Ralph found Celia a job as a warehouse worker in a collective that promoted organic fruits and vegetables organized by his friend Jade in the basement of an office building on Santa Monica Boulevard that was owned by Anarchists although one of the workers Cyd was a Marxist and the others called her The Marxist. The Marxist was a vegetarian and she sometimes drove the truck to the food co-ops and brought meat in an ice chest and said, “Here is your carcinogenic putrefaction.” When the Marxist saw the Angel of Death on a long drive through the Central Valley, the others in the collective agreed she could do something else so she drove the electric pallet jack until they had to make her stop because she was unintentionally knocking the warehouse walls down.

Jade kept the business records in file cabinets — all of them filed under M for miscellaneous — and she spent all day and most of the night in the basement. Nights she Celia and The Marxist carried a large defrosting fish from freezer to freezer because none of the freezers worked properly. By morning the warehouse floor was slimed with ice and workers from the food co-ops came through the door and slid on the floor and crashed into crates of brown rice and bottles of organic apple juice.

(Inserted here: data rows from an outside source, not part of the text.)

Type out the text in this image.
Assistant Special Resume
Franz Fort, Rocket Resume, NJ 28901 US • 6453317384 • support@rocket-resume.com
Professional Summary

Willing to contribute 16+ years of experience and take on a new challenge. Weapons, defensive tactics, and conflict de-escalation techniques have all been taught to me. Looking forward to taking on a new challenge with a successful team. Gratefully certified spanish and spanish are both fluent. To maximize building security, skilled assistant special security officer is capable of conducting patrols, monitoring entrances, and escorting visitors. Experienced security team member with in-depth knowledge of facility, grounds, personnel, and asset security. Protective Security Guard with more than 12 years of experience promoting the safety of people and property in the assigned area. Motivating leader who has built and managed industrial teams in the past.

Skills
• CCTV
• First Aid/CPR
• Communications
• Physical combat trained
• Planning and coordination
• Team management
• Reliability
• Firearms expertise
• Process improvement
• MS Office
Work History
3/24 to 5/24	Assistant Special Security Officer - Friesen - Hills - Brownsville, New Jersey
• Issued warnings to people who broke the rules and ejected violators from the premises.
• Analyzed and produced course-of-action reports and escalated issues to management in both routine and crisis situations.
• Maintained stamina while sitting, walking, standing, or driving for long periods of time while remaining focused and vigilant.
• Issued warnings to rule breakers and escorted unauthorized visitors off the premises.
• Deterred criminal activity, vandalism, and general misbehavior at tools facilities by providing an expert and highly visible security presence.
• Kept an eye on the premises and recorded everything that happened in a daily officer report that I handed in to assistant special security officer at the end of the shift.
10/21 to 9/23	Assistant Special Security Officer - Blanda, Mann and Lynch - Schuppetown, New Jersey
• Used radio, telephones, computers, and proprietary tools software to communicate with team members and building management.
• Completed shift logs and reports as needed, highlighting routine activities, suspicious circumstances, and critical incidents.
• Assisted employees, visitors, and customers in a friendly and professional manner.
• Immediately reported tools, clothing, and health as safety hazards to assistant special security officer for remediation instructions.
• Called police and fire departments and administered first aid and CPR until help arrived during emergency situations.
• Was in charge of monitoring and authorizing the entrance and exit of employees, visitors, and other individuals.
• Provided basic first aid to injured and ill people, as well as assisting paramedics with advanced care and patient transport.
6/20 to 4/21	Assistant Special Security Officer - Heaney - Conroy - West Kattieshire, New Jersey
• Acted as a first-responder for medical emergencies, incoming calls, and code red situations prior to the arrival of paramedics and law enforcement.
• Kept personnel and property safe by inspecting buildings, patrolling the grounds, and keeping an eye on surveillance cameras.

At the end of one night spent carrying the defrosting fish between them the women went outside to Santa Monica Boulevard and saw dawn break. A radio inside an office with a light on for the janitor played Louis Armstrong singing, “I see skies of blue “¦ clouds of white .. bright blessed days”¦dark sacred nights, and I think to myself what a wonderful world.” Armstrong sang it as if he wanted us to go outside and look around.

Above the women were the hoary heads of palm trees with bronze light behind them. Rats ran along telephone wires into the palm fronds.

The women linked arms and showed the soles of their shoes with each foot like the characters in one of the Robert Crumb cartoons and they said, “Keep on. Keep on. Keep on truckin’.”